Maurice Pons
Christian Bourgois Editeur
septembre 1992
214 p.  17 €
ebook avec DRM 12,99 €
 
 
 

Lire, c’est déjà sortir !
le coup de coeur d’une auteure

Sandrine Collette
nous conseille la lecture de 
Les saisons
de Maurice Pons

Siméon rêve d’écrire un roman. Par ces hasards qui n’en sont jamais, magie ou malédiction, il trouve refuge dans une vallée où s’accomplira, se persuade-t-il, le miracle de l’écriture. Mais c’est une bien étrange vallée : qui ne connaît que deux saisons, 40 mois de pluie suivis de 40 mois de gel. A la première, on crache, on tousse, on vit dans les miasmes ; à la seconde, on s’enferme, on meurt, on est traîné jusqu’au dégel au pied de la Croix de Sépia où d’ordinaire les habitants viennent déféquer tranquillement. Dans le village hostile où Siméon s’installe – s’installe ? un vieux matelas dans un grenier plein de courants d’air consenti par l’aubergiste, accessible par une échelle – dans ce village donc, les habitants ne se nourrissent que de lentilles et sont aussi misérables, alcooliques ou brutaux que Siméon est laid. Une sorte de point commun. Bien sûr, il y a quelques rencontres, quelques âmes moins méchantes et moins mesquines, des filles et des femmes, et puis le Croll – le rebouteux. Mais Siméon ne peut que constater la difficulté de mener à bien son projet quand il reste pour toujours l’étranger, malgré ses tentatives d’intégration dans cette communauté repoussante, quand les saisons ont raison de son humeur et de sa force, quand une blessure au pied l’emmène aux confins de l’épouvante.

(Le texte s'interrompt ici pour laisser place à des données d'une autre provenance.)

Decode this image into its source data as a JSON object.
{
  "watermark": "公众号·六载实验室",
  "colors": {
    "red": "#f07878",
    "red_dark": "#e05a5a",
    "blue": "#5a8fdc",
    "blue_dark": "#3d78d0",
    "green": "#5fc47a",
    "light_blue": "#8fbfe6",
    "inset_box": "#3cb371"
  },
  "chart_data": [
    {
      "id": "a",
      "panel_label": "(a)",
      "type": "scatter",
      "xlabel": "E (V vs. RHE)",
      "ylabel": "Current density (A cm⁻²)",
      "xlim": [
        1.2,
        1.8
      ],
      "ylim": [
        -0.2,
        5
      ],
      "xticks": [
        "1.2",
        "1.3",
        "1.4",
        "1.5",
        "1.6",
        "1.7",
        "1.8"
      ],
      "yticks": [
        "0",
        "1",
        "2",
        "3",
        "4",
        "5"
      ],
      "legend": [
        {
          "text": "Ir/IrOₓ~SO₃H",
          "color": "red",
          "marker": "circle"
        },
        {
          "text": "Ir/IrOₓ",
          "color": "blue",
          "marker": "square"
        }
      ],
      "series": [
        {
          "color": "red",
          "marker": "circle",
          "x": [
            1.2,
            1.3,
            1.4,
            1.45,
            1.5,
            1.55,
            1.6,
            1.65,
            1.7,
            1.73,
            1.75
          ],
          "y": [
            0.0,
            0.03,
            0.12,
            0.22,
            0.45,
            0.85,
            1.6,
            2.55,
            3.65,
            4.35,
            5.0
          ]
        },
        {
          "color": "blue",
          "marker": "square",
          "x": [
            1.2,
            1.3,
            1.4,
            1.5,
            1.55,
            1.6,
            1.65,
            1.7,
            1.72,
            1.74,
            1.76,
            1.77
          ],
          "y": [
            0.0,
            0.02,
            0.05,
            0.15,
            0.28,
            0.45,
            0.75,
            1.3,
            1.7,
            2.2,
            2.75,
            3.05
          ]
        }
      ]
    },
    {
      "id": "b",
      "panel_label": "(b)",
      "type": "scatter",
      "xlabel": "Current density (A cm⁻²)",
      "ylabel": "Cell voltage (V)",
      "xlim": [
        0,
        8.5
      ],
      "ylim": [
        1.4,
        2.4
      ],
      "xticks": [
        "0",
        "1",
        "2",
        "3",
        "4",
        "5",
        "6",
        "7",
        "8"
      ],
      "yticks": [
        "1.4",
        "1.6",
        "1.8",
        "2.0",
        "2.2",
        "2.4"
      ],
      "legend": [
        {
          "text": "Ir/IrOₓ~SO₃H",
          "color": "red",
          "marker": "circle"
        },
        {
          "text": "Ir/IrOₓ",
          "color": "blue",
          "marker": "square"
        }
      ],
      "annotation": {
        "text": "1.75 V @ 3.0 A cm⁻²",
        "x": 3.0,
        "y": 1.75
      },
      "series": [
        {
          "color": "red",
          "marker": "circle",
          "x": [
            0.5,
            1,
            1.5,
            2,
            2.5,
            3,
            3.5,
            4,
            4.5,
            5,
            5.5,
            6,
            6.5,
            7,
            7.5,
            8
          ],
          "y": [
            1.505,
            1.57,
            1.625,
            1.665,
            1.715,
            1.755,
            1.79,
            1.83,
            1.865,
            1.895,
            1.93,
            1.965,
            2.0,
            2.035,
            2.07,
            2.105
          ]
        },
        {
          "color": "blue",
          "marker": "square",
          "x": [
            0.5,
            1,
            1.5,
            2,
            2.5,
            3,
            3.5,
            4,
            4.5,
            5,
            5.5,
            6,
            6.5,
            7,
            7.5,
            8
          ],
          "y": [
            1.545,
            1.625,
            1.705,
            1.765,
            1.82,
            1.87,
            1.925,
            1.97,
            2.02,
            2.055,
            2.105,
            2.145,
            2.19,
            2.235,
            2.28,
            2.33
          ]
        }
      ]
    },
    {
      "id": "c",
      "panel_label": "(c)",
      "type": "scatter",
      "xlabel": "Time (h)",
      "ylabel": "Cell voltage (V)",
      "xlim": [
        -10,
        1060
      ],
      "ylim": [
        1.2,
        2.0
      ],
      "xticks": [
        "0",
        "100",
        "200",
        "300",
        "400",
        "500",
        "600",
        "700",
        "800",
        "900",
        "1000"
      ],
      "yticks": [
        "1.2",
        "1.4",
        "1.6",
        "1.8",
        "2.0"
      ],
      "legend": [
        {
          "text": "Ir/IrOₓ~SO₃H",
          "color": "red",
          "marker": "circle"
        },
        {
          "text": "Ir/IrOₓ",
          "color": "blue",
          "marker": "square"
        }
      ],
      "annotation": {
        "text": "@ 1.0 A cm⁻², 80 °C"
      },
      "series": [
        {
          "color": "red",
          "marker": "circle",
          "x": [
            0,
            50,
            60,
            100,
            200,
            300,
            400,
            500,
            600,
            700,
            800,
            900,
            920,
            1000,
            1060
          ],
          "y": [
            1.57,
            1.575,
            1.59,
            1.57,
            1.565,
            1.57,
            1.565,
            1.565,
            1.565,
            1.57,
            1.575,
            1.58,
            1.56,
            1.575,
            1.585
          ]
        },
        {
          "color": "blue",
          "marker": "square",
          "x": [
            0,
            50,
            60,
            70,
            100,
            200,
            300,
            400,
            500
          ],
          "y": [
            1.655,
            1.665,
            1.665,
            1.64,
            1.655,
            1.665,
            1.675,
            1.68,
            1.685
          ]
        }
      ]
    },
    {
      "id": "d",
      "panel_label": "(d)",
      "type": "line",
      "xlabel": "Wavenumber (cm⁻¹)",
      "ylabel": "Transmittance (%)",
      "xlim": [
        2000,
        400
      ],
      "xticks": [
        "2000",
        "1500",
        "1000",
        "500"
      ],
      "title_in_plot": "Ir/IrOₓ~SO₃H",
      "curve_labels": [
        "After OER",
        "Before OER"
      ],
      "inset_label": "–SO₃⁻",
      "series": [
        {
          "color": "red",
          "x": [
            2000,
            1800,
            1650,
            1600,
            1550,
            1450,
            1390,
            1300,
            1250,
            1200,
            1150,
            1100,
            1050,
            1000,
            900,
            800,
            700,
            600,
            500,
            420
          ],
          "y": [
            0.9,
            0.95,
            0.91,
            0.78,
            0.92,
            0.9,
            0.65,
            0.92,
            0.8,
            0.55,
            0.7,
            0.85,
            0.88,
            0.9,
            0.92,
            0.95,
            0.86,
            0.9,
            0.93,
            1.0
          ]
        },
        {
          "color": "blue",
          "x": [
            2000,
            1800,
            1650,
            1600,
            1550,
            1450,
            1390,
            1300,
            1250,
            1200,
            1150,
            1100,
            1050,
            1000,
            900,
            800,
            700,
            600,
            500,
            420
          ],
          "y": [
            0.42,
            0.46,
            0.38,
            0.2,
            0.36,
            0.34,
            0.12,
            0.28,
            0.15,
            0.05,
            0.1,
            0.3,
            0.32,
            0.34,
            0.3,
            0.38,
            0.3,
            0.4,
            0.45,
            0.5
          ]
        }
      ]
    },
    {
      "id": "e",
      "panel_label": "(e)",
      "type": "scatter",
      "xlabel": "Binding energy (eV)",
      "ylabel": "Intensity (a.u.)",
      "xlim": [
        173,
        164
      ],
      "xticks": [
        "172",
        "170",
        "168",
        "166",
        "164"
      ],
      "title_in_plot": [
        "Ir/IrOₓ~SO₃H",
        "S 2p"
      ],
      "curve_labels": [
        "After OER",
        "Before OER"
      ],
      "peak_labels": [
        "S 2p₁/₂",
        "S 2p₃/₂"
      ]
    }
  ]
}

C’est un roman sublime et dérangeant. L’horreur et la poésie se côtoient en permanence – l’horreur de cette histoire glauque, poisseuse, glacée ; la poésie dans une écriture qui se suffirait à elle-même. L’humanité est une question qui ne nous lâche pas. Qui sont ces gens ? Qu’est-ce que cette vie-là ? Que pourra-t-il en sortir sinon quelque chose d’aussi sordide et puant que l’atmosphère des maisons, des lentilles bouillies, des dents pourries de ces habitants dégénérés et malgré tout unis ? C’est un tour de force, un tour de magie que d’avoir écrit un si fantastique roman avec une matière aussi lugubre, une sorte de spectacle grand-guignolesque. Pour le lecteur, c’est une épreuve en même temps qu’une révélation et une terrible interrogation sur le cœur de l’homme. S.C.